"No, she is otherwise engaged," said Rowena.
"She and Robert found plenty to say. Robert loves an argument, and he does not see eye to eye with her on woman suffrage. The laird seemed quite surprised to hear her views, but I thought it was quite touching the apologetic way in which she kept turning to him."
"'I know this will shock you,' she kept saying, 'but these are the views I was taught at college.'"
"'Then Mysie shall never go to college,' said the laird, in that stern tone of his. And Miss Falconer smiled up at him."
"'Ah well,' she said, 'as we grow older we see the error of our ways. I am not so keen as I was on these questions. The war has altered many things.' I was glad to hear her speak so. And the laird seemed to watch every word and movement of hers. I should like to hear that they are engaged."

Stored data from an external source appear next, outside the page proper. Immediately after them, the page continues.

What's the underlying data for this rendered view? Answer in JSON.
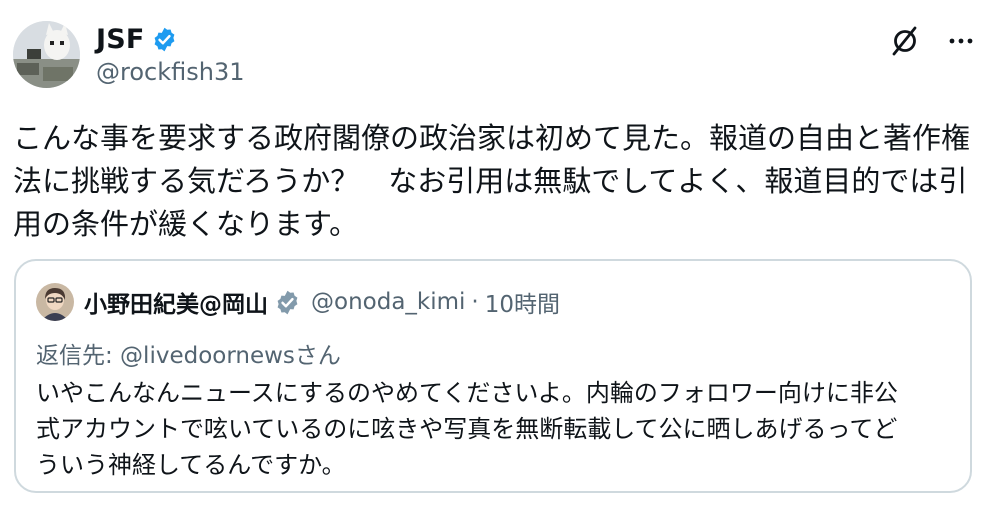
{
  "tweet": {
    "author": {
      "display_name": "JSF",
      "handle": "@rockfish31",
      "verified": true,
      "avatar_icon": "avatar-image"
    },
    "text": "こんな事を要求する政府閣僚の政治家は初めて見た。報道の自由と著作権\n法に挑戦する気だろうか？　なお引用は無駄でしてよく、報道目的では引\n用の条件が緩くなります。",
    "actions": {
      "grok_icon": "grok-icon",
      "more_icon": "more-icon"
    }
  },
  "quote": {
    "author": {
      "display_name": "小野田紀美@岡山",
      "handle": "@onoda_kimi",
      "verified": true,
      "verified_badge_color": "#829aab"
    },
    "separator": "·",
    "time": "10時間",
    "reply_to": "返信先: @livedoornewsさん",
    "text": "いやこんなんニュースにするのやめてくださいよ。内輪のフォロワー向けに非公\n式アカウントで呟いているのに呟きや写真を無断転載して公に晒しあげるってど\nういう神経してるんですか。"
  },
  "colors": {
    "verified_blue": "#1d9bf0",
    "secondary_text": "#536471",
    "border": "#cfd9de"
  }
}
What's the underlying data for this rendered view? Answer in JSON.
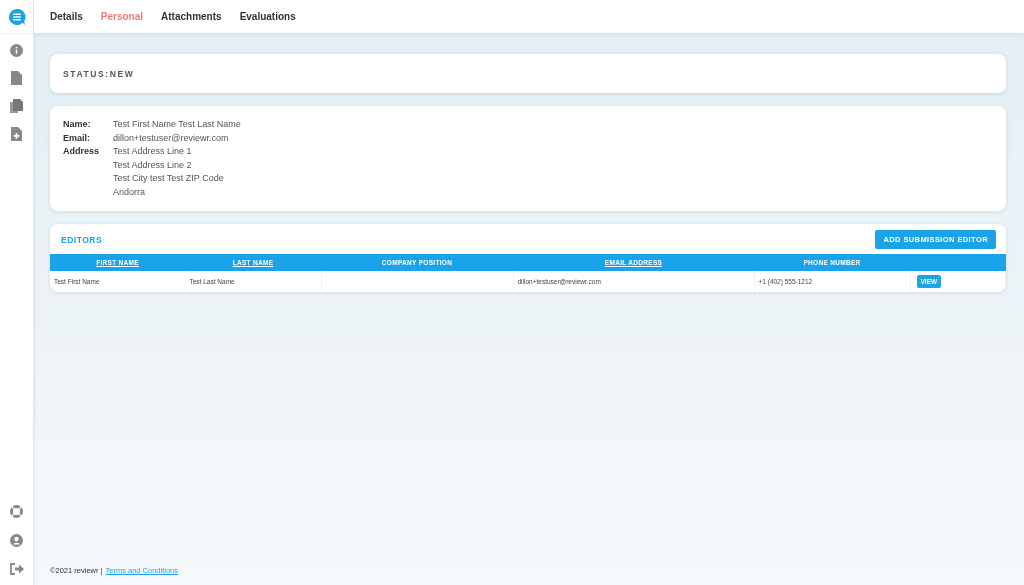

"You are a regular matchmaker," laughed Rowena. "I do not think General Macdonald a marrying man. He told me once that matrimony was always a risk, and a little of it went a long way."
"A very unchivalrous speech to make to a lady," said Mrs. Macintosh in a tone of disapproval.
Rowena laughed gaily.
"He is not a man who makes pretty speeches," she said. When her visitor went, she subsided into grave thought. Shags tried to attract her attention, and failed. At last she roused herself.
"My dear young woman," she apostrophized herself; "at your time of life, you ought to expect anything and everything. They say any woman can marry a man if she sets her heart and will upon it. And if it will mean giving up some of her misguided but cherished principles it will be a very good thing for the fair falcon! As long as her talons are clipped and she is not allowed to hurt my little Mysie, I don't care. Men must take care of themselves. But Hugh Macdonald is just the man to blunder into another unsatisfactory marriage!"